Sun has announced that it will support Java on the iPhone. I hope this happens, but there are plenty of legal licensing issues in their path… These are some of the limitations that Apple imposes on 3rd party apps for the iPhone: “No interpreted code may be downloaded and used in an Application except for code that is interpreted and run by Apple’s Published APIs and builtin interpreter(s)” and “An Application may not itself install or launch other executable code by any means, including without limitation through the use of a plug-in architecture, calling other frameworks, other APIs or otherwise.” This pretty much eliminates the possibility of putting a VM on the iPhone. Of course, if Sun can cut some special kind of deal with Apple then this might happen. But given Apple’s lack of Java love (demonstrated by still not having a JDK 6 for Leopard), I think that this has a pretty low chance of materializing. Additionally, 3rd party apps on the iPhone SDK can’t run in the background (as soon as any other app switches to the foreground, the 3rd party app gets killed, which can happen when an income phone call happens, or a calendar alert, etc). This is a pretty crippling limitation that Apple is imposing on 3rd party apps… I sense a lot of hostility towards 3rd party application developers & their apps :) . JavaME and Blackberry (as the target deployment platform) are not a bad platform to develop for :) . Google has created a really nice YouTube app with JavaME. I’m not even talking about Android… if and when there are phones that run it, it might become a viable target platform to put apps on (and at least it’s API is Java based).
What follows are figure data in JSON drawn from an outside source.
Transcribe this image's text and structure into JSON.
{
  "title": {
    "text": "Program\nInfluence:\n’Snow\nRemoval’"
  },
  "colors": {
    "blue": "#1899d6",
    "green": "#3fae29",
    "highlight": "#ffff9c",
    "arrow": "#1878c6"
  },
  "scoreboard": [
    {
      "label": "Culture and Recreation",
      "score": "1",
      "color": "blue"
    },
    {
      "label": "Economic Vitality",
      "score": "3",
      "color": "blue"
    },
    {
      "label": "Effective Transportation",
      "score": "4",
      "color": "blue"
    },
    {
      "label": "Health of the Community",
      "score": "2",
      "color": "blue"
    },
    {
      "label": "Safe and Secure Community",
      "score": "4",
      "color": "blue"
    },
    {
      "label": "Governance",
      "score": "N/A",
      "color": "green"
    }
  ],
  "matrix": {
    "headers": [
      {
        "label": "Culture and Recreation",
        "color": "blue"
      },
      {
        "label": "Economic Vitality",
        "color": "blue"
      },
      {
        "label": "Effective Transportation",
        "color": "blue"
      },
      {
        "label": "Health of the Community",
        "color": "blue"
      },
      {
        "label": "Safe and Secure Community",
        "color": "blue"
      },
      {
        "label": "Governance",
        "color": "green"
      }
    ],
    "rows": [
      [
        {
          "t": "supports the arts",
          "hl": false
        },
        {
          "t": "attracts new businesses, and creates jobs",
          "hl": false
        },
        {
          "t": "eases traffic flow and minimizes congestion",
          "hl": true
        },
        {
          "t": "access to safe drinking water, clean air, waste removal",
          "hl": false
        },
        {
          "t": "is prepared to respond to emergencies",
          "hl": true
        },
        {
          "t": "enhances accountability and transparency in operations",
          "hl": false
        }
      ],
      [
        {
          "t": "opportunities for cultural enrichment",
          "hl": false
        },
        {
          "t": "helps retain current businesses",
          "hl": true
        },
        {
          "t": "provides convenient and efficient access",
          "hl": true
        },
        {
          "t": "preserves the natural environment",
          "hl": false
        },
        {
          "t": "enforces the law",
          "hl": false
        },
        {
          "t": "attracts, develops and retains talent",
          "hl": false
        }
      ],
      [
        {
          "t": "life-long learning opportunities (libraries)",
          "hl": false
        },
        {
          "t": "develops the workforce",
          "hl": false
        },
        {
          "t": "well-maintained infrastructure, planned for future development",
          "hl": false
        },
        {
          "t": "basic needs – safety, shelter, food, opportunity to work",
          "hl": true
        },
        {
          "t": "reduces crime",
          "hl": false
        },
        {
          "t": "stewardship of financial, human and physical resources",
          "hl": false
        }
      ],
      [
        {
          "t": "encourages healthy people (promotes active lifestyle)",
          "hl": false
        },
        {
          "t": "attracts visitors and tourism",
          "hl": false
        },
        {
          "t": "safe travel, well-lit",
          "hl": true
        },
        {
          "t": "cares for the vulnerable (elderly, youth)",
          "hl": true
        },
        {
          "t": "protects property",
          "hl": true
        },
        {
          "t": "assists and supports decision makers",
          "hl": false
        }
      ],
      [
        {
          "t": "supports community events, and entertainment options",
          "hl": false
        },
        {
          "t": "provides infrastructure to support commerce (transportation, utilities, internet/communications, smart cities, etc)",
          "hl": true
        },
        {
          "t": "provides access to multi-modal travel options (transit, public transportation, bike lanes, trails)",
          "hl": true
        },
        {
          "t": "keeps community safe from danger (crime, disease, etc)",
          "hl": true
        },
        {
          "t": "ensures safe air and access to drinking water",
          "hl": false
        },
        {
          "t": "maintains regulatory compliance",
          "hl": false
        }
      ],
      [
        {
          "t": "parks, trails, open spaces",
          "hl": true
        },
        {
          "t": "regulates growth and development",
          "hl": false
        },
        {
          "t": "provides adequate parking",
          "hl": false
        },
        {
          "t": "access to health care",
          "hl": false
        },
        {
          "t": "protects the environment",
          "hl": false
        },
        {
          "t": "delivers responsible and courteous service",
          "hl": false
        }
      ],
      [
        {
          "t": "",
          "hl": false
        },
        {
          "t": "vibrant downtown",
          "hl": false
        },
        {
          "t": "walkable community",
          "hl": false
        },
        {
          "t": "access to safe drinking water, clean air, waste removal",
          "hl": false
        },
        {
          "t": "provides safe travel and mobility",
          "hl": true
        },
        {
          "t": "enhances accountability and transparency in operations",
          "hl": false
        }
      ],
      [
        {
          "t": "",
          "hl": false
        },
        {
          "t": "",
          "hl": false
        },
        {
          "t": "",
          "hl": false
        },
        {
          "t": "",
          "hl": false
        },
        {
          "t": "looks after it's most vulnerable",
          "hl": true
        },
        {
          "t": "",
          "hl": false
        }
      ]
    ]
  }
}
This is a great post that articulates more reasons that the iPhone SDK has sever limitations for 3rd party developers and mobile innovation in general (on iPhone) – http://whydoeseverythingsuck.com/2008/03/apples-iphone-sdk-prohibits-real-mobile.html

ActiveSync vs RIM’s NOC based approach to pushing email

This is not really related to the iPhone SDK, but this article does a great job of comparing RIM’s NOC approach of pushing email to the ActiveSync approach.

Update – Apr 27 2008 – Here’s a report that ranks programming language popularity, and Objective C is pretty low on the list, with Java being the most popular language. Would it make too much sense to port the Java 6 VM for OSX Leopard (still in beta) to the iPhone? :) . Also, here’s an update on the SDK Beta 4, which has inclusion for “inactive” apps, not background apps.

Update – Mar 14 2008 – Apparently lots of developers who are trying to get approval from Apple to put their apps on the iPhone are getting mass rejection letters. That’s a nice way to treat developers :) . More details here: TUAW and Ars.